Bioptic telescope by Ocutech

 It is a telescope mounted into eyeglasses that are very light and portable. They are convenient to use as they leave your hands free! It improves your distance vision (watching tv, recognizing faces), and has an adjustable knob for intermediate vision like for computer work, playing cards, painting, and the like.

90 years old and back to work!

Yesterday I saw my 90-year-old patient, (turning 91 this year), who is blind in one eye but has some vision in his other eye. He first came to me last year and asked if I could help him. All he wanted to do was read. He had retired already because of his vision but ever since his wife died, he got really depressed and his former job was willing to take him in as a consultant. He thought it was a good idea as he would forget his loneliness. So he wanted to know if there was a way he could read documents. He has macular degeneration in that better eye.

He was very happy with an illuminated stand magnifier, and so he went home excited to read with this device. A few days later he called to say that his magnifier got stolen when he was in a drugstore. But since he was able to read using it, he had to get another one.

Yesterday he came back and I asked him if he was able to go back to work. And yes he was back. He started as a consultant, but they later on made him corporate secretary, and just recently they added treasurer responsibilities.

He still misses his wife until today, but definitely going back to work has made him happier man.

Another ‘aha’ moment

This week, I met a woman with ocular albinism. She has had a visual impairment since childhood. She is now on her late 50s and she owns a famous bakeshop in the province where she lives. She was not part of the appointment list but she decided to stay and wait for her turn. It was about 7 in the evening when I saw her and so after some time of getting to know her, her history, and what her goals are, she summarized what she wanted from me in one sentence. “Doc, I just want to be able to read”. She especially wants to be able to read her bible.

So after the evaluation I showed her some illuminated hand and stand magnifiers with the proper magnification for her. And with that, she was able to read until the smallest print! With it she could even read print as small as the labels in the medicines! She was so happy she then said, doc, what about karaoke? I love to sing but I can’t see the words! Her friend with her laughed and said that singing was her first passion. So I offered a spectacle binocular for her and let her stand the approximate distance of her tv and then I made her read the print as big as the karaoke print she reads and she could read!

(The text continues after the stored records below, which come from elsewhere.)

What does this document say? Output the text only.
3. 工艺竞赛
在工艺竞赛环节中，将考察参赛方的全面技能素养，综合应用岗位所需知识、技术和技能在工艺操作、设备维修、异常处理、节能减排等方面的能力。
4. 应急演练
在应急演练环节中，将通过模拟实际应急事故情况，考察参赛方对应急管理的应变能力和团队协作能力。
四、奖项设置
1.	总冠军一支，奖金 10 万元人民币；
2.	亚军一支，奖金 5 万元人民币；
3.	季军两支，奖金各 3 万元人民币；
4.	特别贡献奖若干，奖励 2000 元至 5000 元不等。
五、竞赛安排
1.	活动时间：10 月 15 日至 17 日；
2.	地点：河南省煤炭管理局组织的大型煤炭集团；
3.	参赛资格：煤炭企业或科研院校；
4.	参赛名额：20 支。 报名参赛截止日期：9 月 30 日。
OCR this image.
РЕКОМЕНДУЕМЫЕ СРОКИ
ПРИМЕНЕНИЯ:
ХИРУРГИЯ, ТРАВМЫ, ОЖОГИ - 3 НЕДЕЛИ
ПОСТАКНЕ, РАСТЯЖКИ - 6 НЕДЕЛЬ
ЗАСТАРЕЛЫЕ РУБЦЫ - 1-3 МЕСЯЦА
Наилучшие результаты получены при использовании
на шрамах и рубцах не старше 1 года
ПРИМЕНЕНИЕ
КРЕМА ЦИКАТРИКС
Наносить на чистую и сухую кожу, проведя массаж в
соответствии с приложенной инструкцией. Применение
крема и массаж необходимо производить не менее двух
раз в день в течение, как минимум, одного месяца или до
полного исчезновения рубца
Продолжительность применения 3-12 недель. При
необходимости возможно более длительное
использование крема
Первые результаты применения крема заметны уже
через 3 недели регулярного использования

She was very happy and said that fate brought us together. She had no intentions of coming to see me but her friend told her that since they were there they should just wait since they live so far. She said she had lost all hope to read and was so ecstatic she could!!!!

Being able to help patients like her make it truly worthy to be in this subspecialty. It’s knowing that with just
making people aware that there may be hope, many people can be helped to improve their lives, or at least be happy with
the life they have now.

Why didn’t I know about low vision solutions earlier?

I recently had a patient who had his visual impairment from childhood. He went to many doctors and was told that nothing could be done for him. He tried to go to school, and ended up having difficulty coping. He passed elementary but during high school, he was not able to cope and was asked to enroll in the school for the blind. After graduating, he was able to find work in a place who accepts visually impaired people.

When he came to me, he was able to read with just plain LED hand and stand magnifiers, but when he tried out the videomagnifier, he claimed, “why was I not told earlier that there are solutions like these? I could have done better in School, I could have gone to college!!!

If your relatives are visually impaired and were told that nothing can be done for them, don’t forget to ask your doctor about low vision and vision rehabilitation. Indeed there is hope for the visually challenged individuals.